Falha no serviço ou cautela do consumidor?
A decisão do STJ foi clara ao afirmar que, se o banco seguiu todas as regras estabelecidas pelo Bacen para a abertura e manutenção da conta, não pode ser responsabilizado pela fraude, mesmo que estelionatários tenham utilizado a conta para aplicar o golpe. A relatora enfatizou que, para que haja responsabilidade da instituição financeira, seria necessário provar que houve falha na diligência para a verificação da identidade do titular da conta.
A decisão também ressaltou que o banco não pode ser responsabilizado por transações que destoam do perfil do correntista, desde que o processo de abertura da conta tenha sido conduzido de maneira adequada, conforme as regulamentações do Banco Central. Ou seja, a responsabilidade do banco seria configurada apenas se fosse demonstrado que houve negligência no cumprimento das normas de segurança.
Importância da cautela na abertura de contas digitais
Embora a decisão tenha excluído a responsabilidade do banco, o caso serve como um alerta para a necessidade de maior cautela tanto por parte das instituições financeiras quanto dos consumidores. No contexto das contas digitais, que são abertas e gerenciadas exclusivamente pela internet, os bancos precisam garantir que todos os mecanismos de verificação de identidade e segurança estejam em vigor, evitando que contas sejam utilizadas de forma fraudulenta.
Por outro lado, os consumidores também devem estar mais atentos às ofertas que parecem boas demais para ser verdade, especialmente quando envolvem grandes quantias de dinheiro.
Desafio das contas digitais e a inclusão bancária
A questão central do julgamento é o equilíbrio entre a facilidade de acesso à conta digital e a segurança das transações. O Bacen, ao permitir a criação de contas mais simples e acessíveis, visa promover a inclusão financeira, permitindo que mais pessoas possam utilizar serviços bancários sem a necessidade de documentos complexos ou presença física. No entanto, isso também abre espaço para fraudes, que precisam ser combatidas por meio de medidas de segurança mais rigorosas.

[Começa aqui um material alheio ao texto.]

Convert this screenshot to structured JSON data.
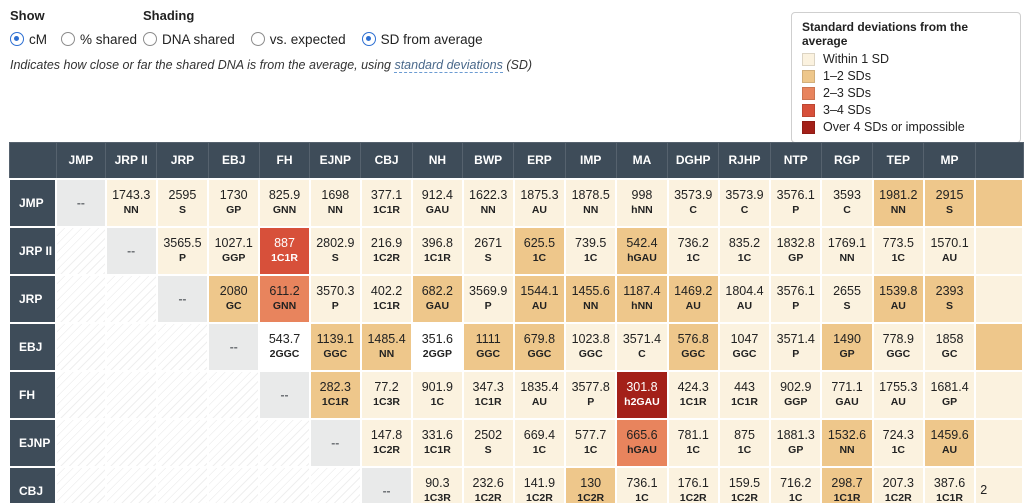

Portanto, a decisão do STJ deixa claro que a responsabilidade dos bancos não é automática em casos de fraudes realizadas por meio de contas digitais, desde que a instituição tenha cumprido os requisitos regulatórios do Bacen. Contudo, isso não exime os bancos de continuar aprimorando seus sistemas de prevenção a golpes, e nem diminui a responsabilidade dos consumidores em se protegerem contra fraudes.

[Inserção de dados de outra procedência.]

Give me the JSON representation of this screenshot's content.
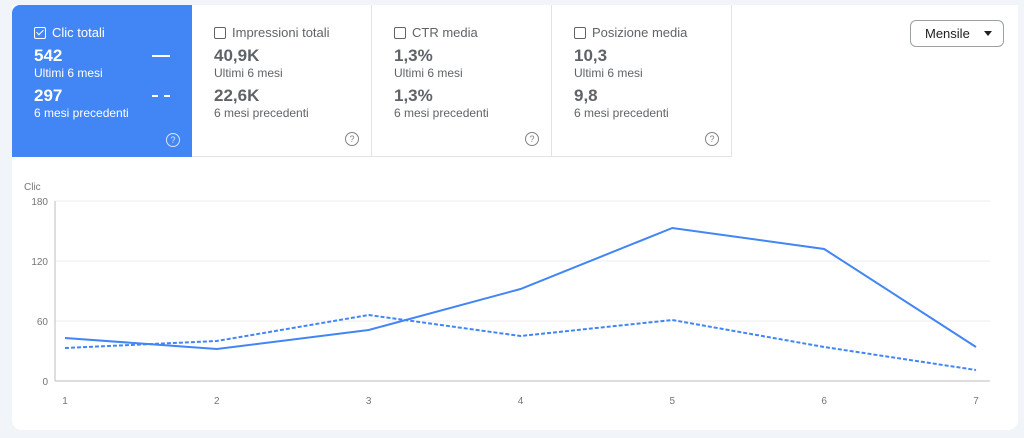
{
  "metrics": [
    {
      "title": "Clic totali",
      "checked": true,
      "current": "542",
      "current_label": "Ultimi 6 mesi",
      "previous": "297",
      "previous_label": "6 mesi precedenti"
    },
    {
      "title": "Impressioni totali",
      "checked": false,
      "current": "40,9K",
      "current_label": "Ultimi 6 mesi",
      "previous": "22,6K",
      "previous_label": "6 mesi precedenti"
    },
    {
      "title": "CTR media",
      "checked": false,
      "current": "1,3%",
      "current_label": "Ultimi 6 mesi",
      "previous": "1,3%",
      "previous_label": "6 mesi precedenti"
    },
    {
      "title": "Posizione media",
      "checked": false,
      "current": "10,3",
      "current_label": "Ultimi 6 mesi",
      "previous": "9,8",
      "previous_label": "6 mesi precedenti"
    }
  ],
  "period_select": {
    "value": "Mensile"
  },
  "colors": {
    "accent": "#4285f4"
  },
  "chart_data": {
    "type": "line",
    "ylabel": "Clic",
    "x": [
      1,
      2,
      3,
      4,
      5,
      6,
      7
    ],
    "ylim": [
      0,
      180
    ],
    "yticks": [
      0,
      60,
      120,
      180
    ],
    "grid": true,
    "series": [
      {
        "style": "solid",
        "values": [
          43,
          32,
          51,
          92,
          153,
          132,
          34
        ]
      },
      {
        "style": "dashed",
        "values": [
          33,
          40,
          66,
          45,
          61,
          34,
          11
        ]
      }
    ]
  }
}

No entanto, a segurança no meio digital é uma questão que exige constante evolução, tanto por parte dos bancos quanto dos consumidores. O futuro das contas digitais, com seu grande potencial de inclusão financeira, dependerá de um equilíbrio entre a facilitação do acesso e a implementação de mecanismos de segurança robustos para evitar que as fraudes prevaleçam.